I´m having trouble understanding why my implementation is not faster than on a single thread.
I´m trying to implement a bitwise MSB-radixsort(which is working for now) with a certain number (n) of threads. In my approach I create a new thread up until log2(n) within the recursion. But this seems to just increase the time cause of the creation of the thread. I`m guessing that the created threads can not work at the same time on the array, even with the splitted responsibility within it.
If someone could explain it I would really appreciate it. Thanks!!
UPDATE ::
As it turns out I was missing the most obvious Solution as Ulrich commented. I was using a VM where it was locked to one CPU, which I did not know it did. After changing it I got the desired speedup for the radixsort.

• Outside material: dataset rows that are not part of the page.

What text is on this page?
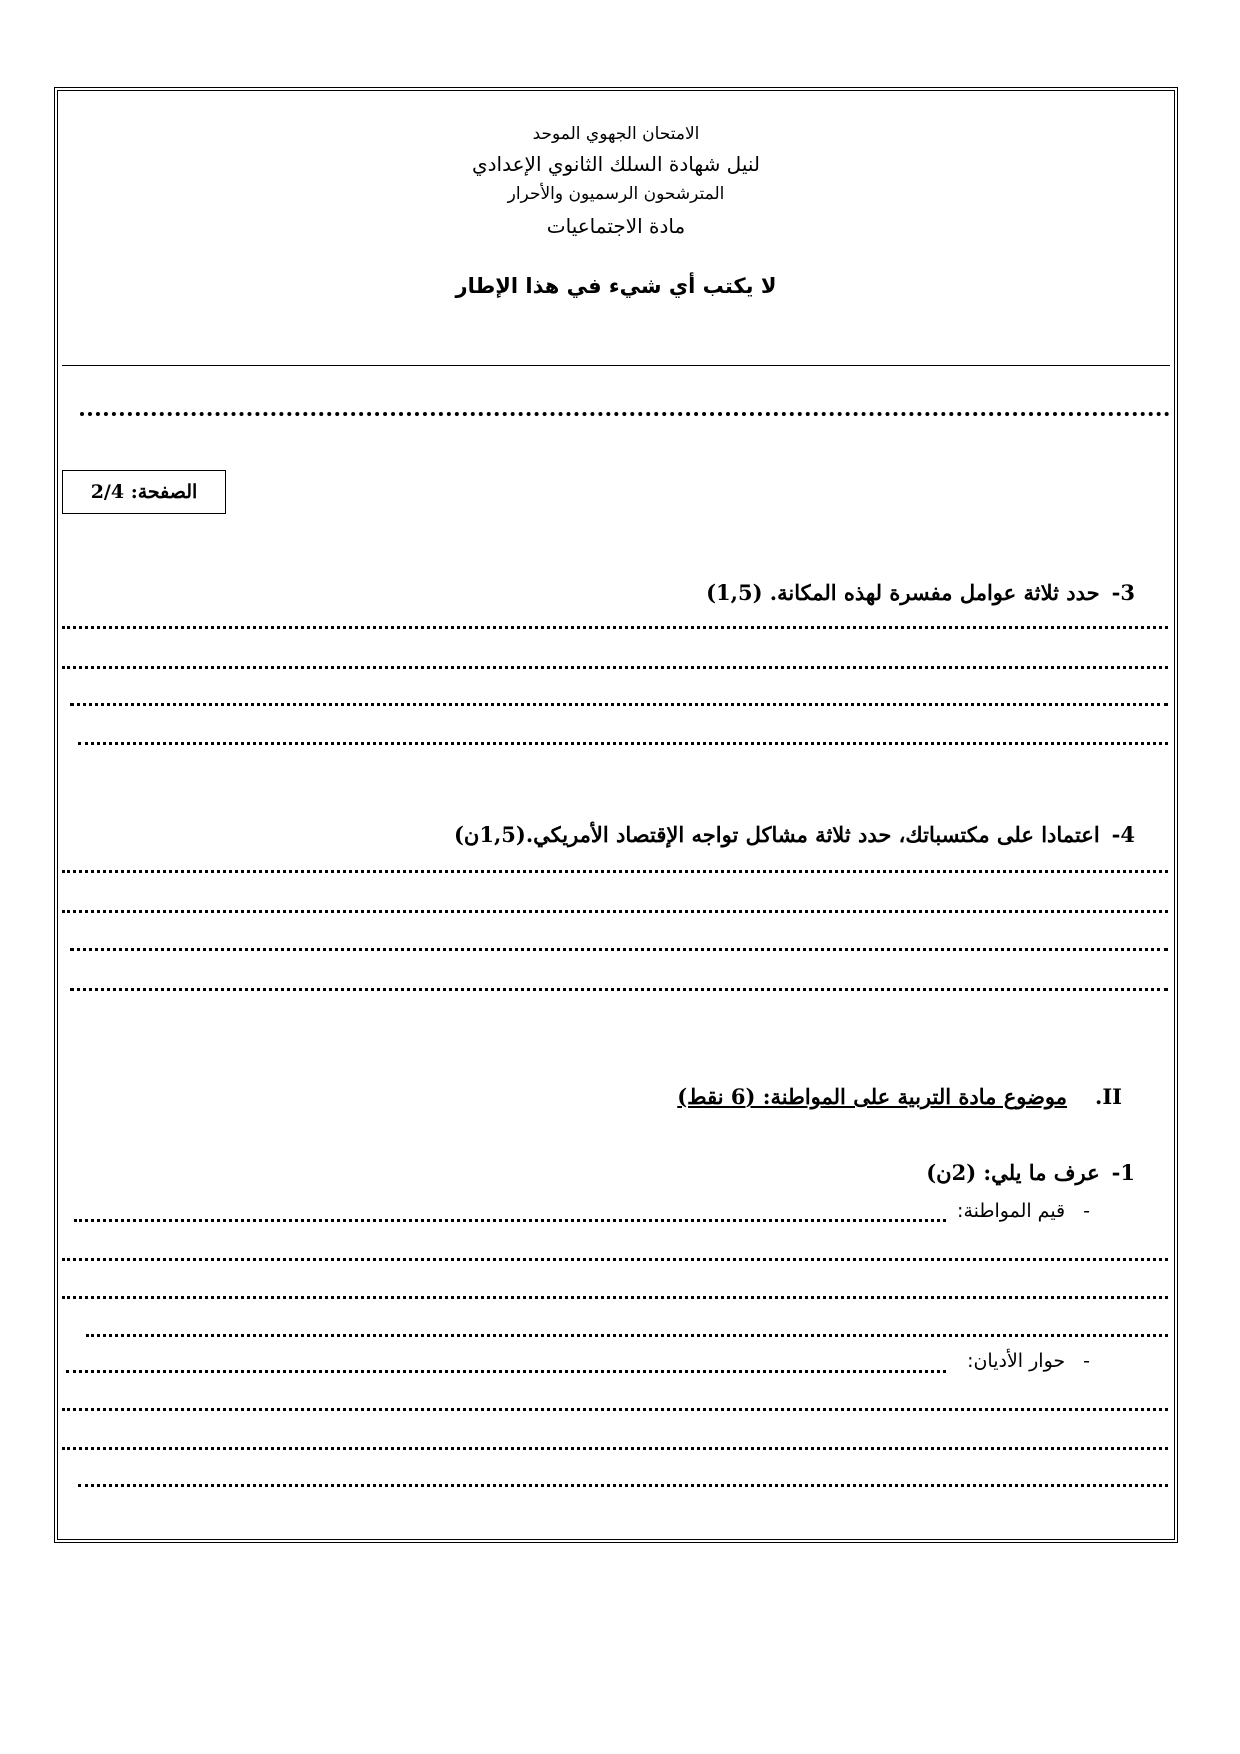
الامتحان الجهوي الموحد
لنيل شهادة السلك الثانوي الإعدادي
المترشحون الرسميون والأحرار
مادة الاجتماعيات
لا يكتب أي شيء في هذا الإطار
الصفحة:

2/4
3-حدد ثلاثة عوامل مفسرة لهذه المكانة. (1,5)
4-اعتمادا على مكتسباتك، حدد ثلاثة مشاكل تواجه الإقتصاد الأمريكي.(1,5ن)
II.موضوع مادة التربية على المواطنة: (6 نقط)
1-عرف ما يلي: (2ن)
-قيم المواطنة:
-حوار الأديان:
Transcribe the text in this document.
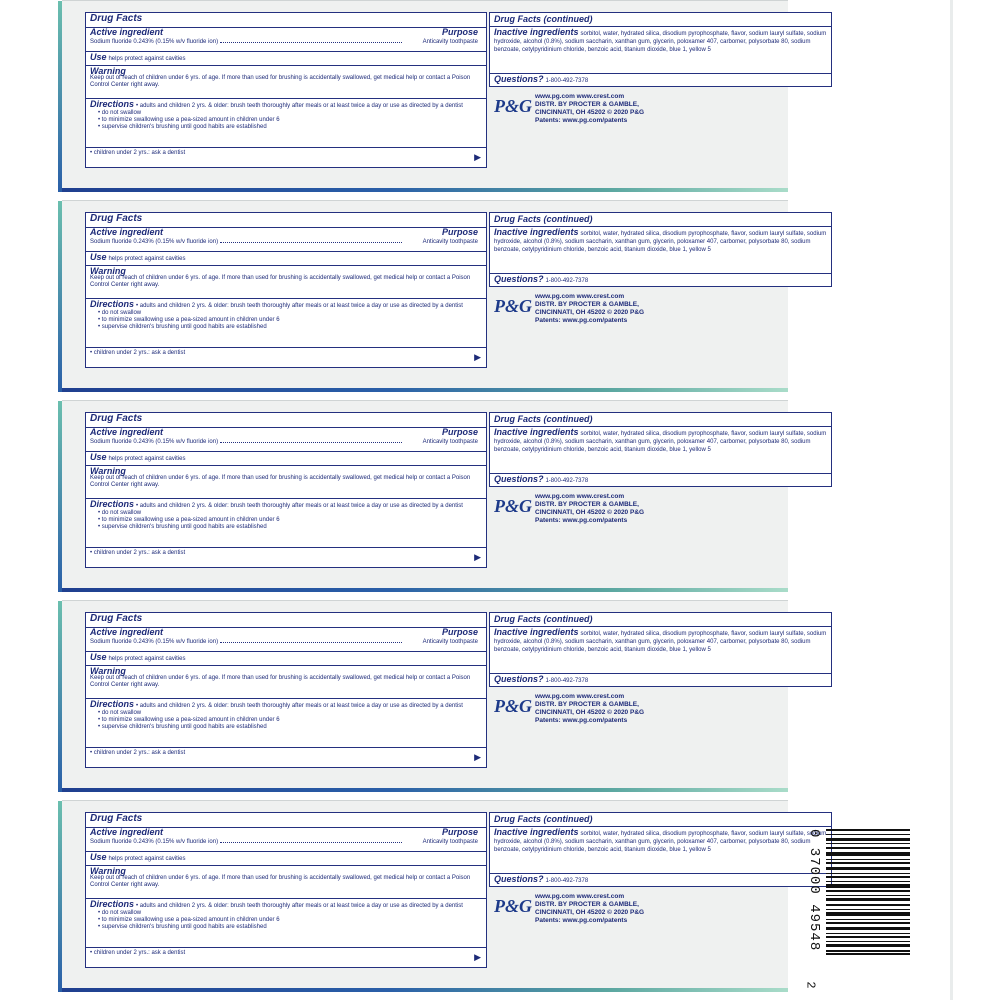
Drug Facts
Active ingredient	Purpose
Sodium fluoride 0.243% (0.15% w/v fluoride ion)	Anticavity toothpaste
Use helps protect against cavities
Warning
Keep out of reach of children under 6 yrs. of age. If more than used for brushing is accidentally swallowed, get medical help or contact a Poison Control Center right away.
Directions • adults and children 2 yrs. & older: brush teeth thoroughly after meals or at least twice a day or use as directed by a dentist
• do not swallow
• to minimize swallowing use a pea-sized amount in children under 6
• supervise children's brushing until good habits are established
• children under 2 yrs.: ask a dentist	▶
Drug Facts (continued)
Inactive ingredients sorbitol, water, hydrated silica, disodium pyrophosphate, flavor, sodium lauryl sulfate, sodium hydroxide, alcohol (0.8%), sodium saccharin, xanthan gum, glycerin, poloxamer 407, carbomer, polysorbate 80, sodium benzoate, cetylpyridinium chloride, benzoic acid, titanium dioxide, blue 1, yellow 5
Questions? 1-800-492-7378
P&G www.pg.com www.crest.com
DISTR. BY PROCTER & GAMBLE,
CINCINNATI, OH 45202 © 2020 P&G
Patents: www.pg.com/patents
Drug Facts
Active ingredient	Purpose
Sodium fluoride 0.243% (0.15% w/v fluoride ion)	Anticavity toothpaste
Use helps protect against cavities
Warning
Keep out of reach of children under 6 yrs. of age. If more than used for brushing is accidentally swallowed, get medical help or contact a Poison Control Center right away.
Directions • adults and children 2 yrs. & older: brush teeth thoroughly after meals or at least twice a day or use as directed by a dentist
• do not swallow
• to minimize swallowing use a pea-sized amount in children under 6
• supervise children's brushing until good habits are established
• children under 2 yrs.: ask a dentist	▶
Drug Facts (continued)
Inactive ingredients sorbitol, water, hydrated silica, disodium pyrophosphate, flavor, sodium lauryl sulfate, sodium hydroxide, alcohol (0.8%), sodium saccharin, xanthan gum, glycerin, poloxamer 407, carbomer, polysorbate 80, sodium benzoate, cetylpyridinium chloride, benzoic acid, titanium dioxide, blue 1, yellow 5
Questions? 1-800-492-7378
P&G www.pg.com www.crest.com
DISTR. BY PROCTER & GAMBLE,
CINCINNATI, OH 45202 © 2020 P&G
Patents: www.pg.com/patents
Drug Facts
Active ingredient	Purpose
Sodium fluoride 0.243% (0.15% w/v fluoride ion)	Anticavity toothpaste
Use helps protect against cavities
Warning
Keep out of reach of children under 6 yrs. of age. If more than used for brushing is accidentally swallowed, get medical help or contact a Poison Control Center right away.
Directions • adults and children 2 yrs. & older: brush teeth thoroughly after meals or at least twice a day or use as directed by a dentist
• do not swallow
• to minimize swallowing use a pea-sized amount in children under 6
• supervise children's brushing until good habits are established
• children under 2 yrs.: ask a dentist	▶
Drug Facts (continued)
Inactive ingredients sorbitol, water, hydrated silica, disodium pyrophosphate, flavor, sodium lauryl sulfate, sodium hydroxide, alcohol (0.8%), sodium saccharin, xanthan gum, glycerin, poloxamer 407, carbomer, polysorbate 80, sodium benzoate, cetylpyridinium chloride, benzoic acid, titanium dioxide, blue 1, yellow 5
Questions? 1-800-492-7378
P&G www.pg.com www.crest.com
DISTR. BY PROCTER & GAMBLE,
CINCINNATI, OH 45202 © 2020 P&G
Patents: www.pg.com/patents
Drug Facts
Active ingredient	Purpose
Sodium fluoride 0.243% (0.15% w/v fluoride ion)	Anticavity toothpaste
Use helps protect against cavities
Warning
Keep out of reach of children under 6 yrs. of age. If more than used for brushing is accidentally swallowed, get medical help or contact a Poison Control Center right away.
Directions • adults and children 2 yrs. & older: brush teeth thoroughly after meals or at least twice a day or use as directed by a dentist
• do not swallow
• to minimize swallowing use a pea-sized amount in children under 6
• supervise children's brushing until good habits are established
• children under 2 yrs.: ask a dentist	▶
Drug Facts (continued)
Inactive ingredients sorbitol, water, hydrated silica, disodium pyrophosphate, flavor, sodium lauryl sulfate, sodium hydroxide, alcohol (0.8%), sodium saccharin, xanthan gum, glycerin, poloxamer 407, carbomer, polysorbate 80, sodium benzoate, cetylpyridinium chloride, benzoic acid, titanium dioxide, blue 1, yellow 5
Questions? 1-800-492-7378
P&G www.pg.com www.crest.com
DISTR. BY PROCTER & GAMBLE,
CINCINNATI, OH 45202 © 2020 P&G
Patents: www.pg.com/patents
Drug Facts
Active ingredient	Purpose
Sodium fluoride 0.243% (0.15% w/v fluoride ion)	Anticavity toothpaste
Use helps protect against cavities
Warning
Keep out of reach of children under 6 yrs. of age. If more than used for brushing is accidentally swallowed, get medical help or contact a Poison Control Center right away.
Directions • adults and children 2 yrs. & older: brush teeth thoroughly after meals or at least twice a day or use as directed by a dentist
• do not swallow
• to minimize swallowing use a pea-sized amount in children under 6
• supervise children's brushing until good habits are established
• children under 2 yrs.: ask a dentist	▶
Drug Facts (continued)
Inactive ingredients sorbitol, water, hydrated silica, disodium pyrophosphate, flavor, sodium lauryl sulfate, sodium hydroxide, alcohol (0.8%), sodium saccharin, xanthan gum, glycerin, poloxamer 407, carbomer, polysorbate 80, sodium benzoate, cetylpyridinium chloride, benzoic acid, titanium dioxide, blue 1, yellow 5
Questions? 1-800-492-7378
P&G www.pg.com www.crest.com
DISTR. BY PROCTER & GAMBLE,
CINCINNATI, OH 45202 © 2020 P&G
Patents: www.pg.com/patents	0 37000 49548
2
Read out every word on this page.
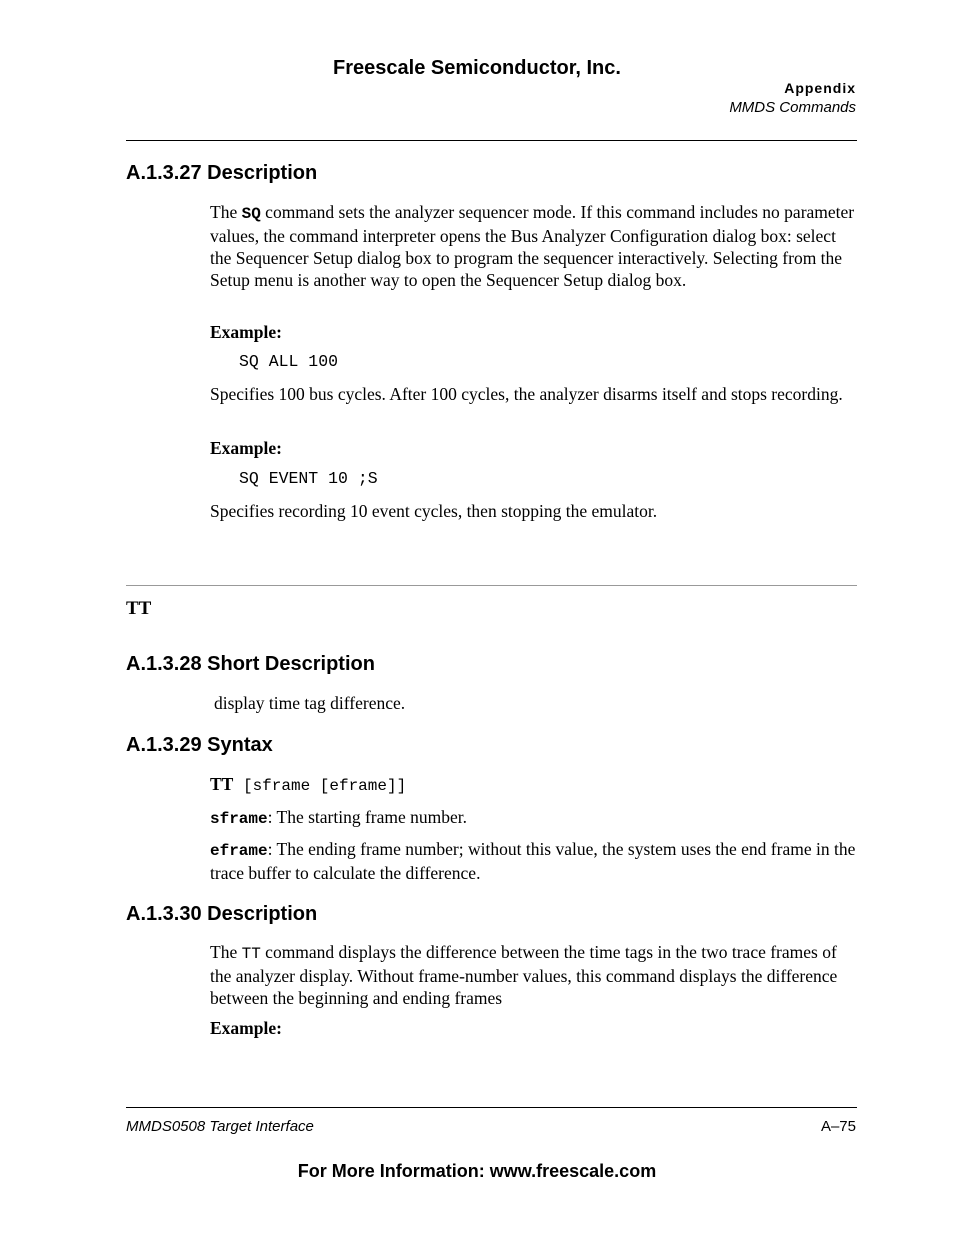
Freescale Semiconductor, Inc.
Appendix
MMDS Commands
A.1.3.27 Description
The SQ command sets the analyzer sequencer mode. If this command includes no parameter values, the command interpreter opens the Bus Analyzer Configuration dialog box: select the Sequencer Setup dialog box to program the sequencer interactively. Selecting from the Setup menu is another way to open the Sequencer Setup dialog box.
Example:
SQ ALL 100
Specifies 100 bus cycles. After 100 cycles, the analyzer disarms itself and stops recording.
Example:
SQ EVENT 10 ;S
Specifies recording 10 event cycles, then stopping the emulator.
TT
A.1.3.28 Short Description
display time tag difference.
A.1.3.29 Syntax
TT [sframe [eframe]]
sframe: The starting frame number.
eframe: The ending frame number; without this value, the system uses the end frame in the trace buffer to calculate the difference.
A.1.3.30 Description
The TT command displays the difference between the time tags in the two trace frames of the analyzer display. Without frame-number values, this command displays the difference between the beginning and ending frames
Example:
MMDS0508 Target Interface	A–75
For More Information: www.freescale.com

Thank you all for the comments and general info on that topic. ^^
The maximum number of threads should be limited to the number of cores on your system, or two times the number of cores if each core has hyper-threading. You've since updated your question to note that you only had one core using a virtual machine, and the multi-threaded version is faster with multiple cores.
Other potential issues: if the distribution of the data is not uniform, then splitting into bins will result in uneven sized bins. Using a base larger than 2, such as 256, will reduce this effect somewhat. On the initial pass, there can be cache line conflicts, where each write to a cache line on one core will invalidate all instances of that cache line on other cores.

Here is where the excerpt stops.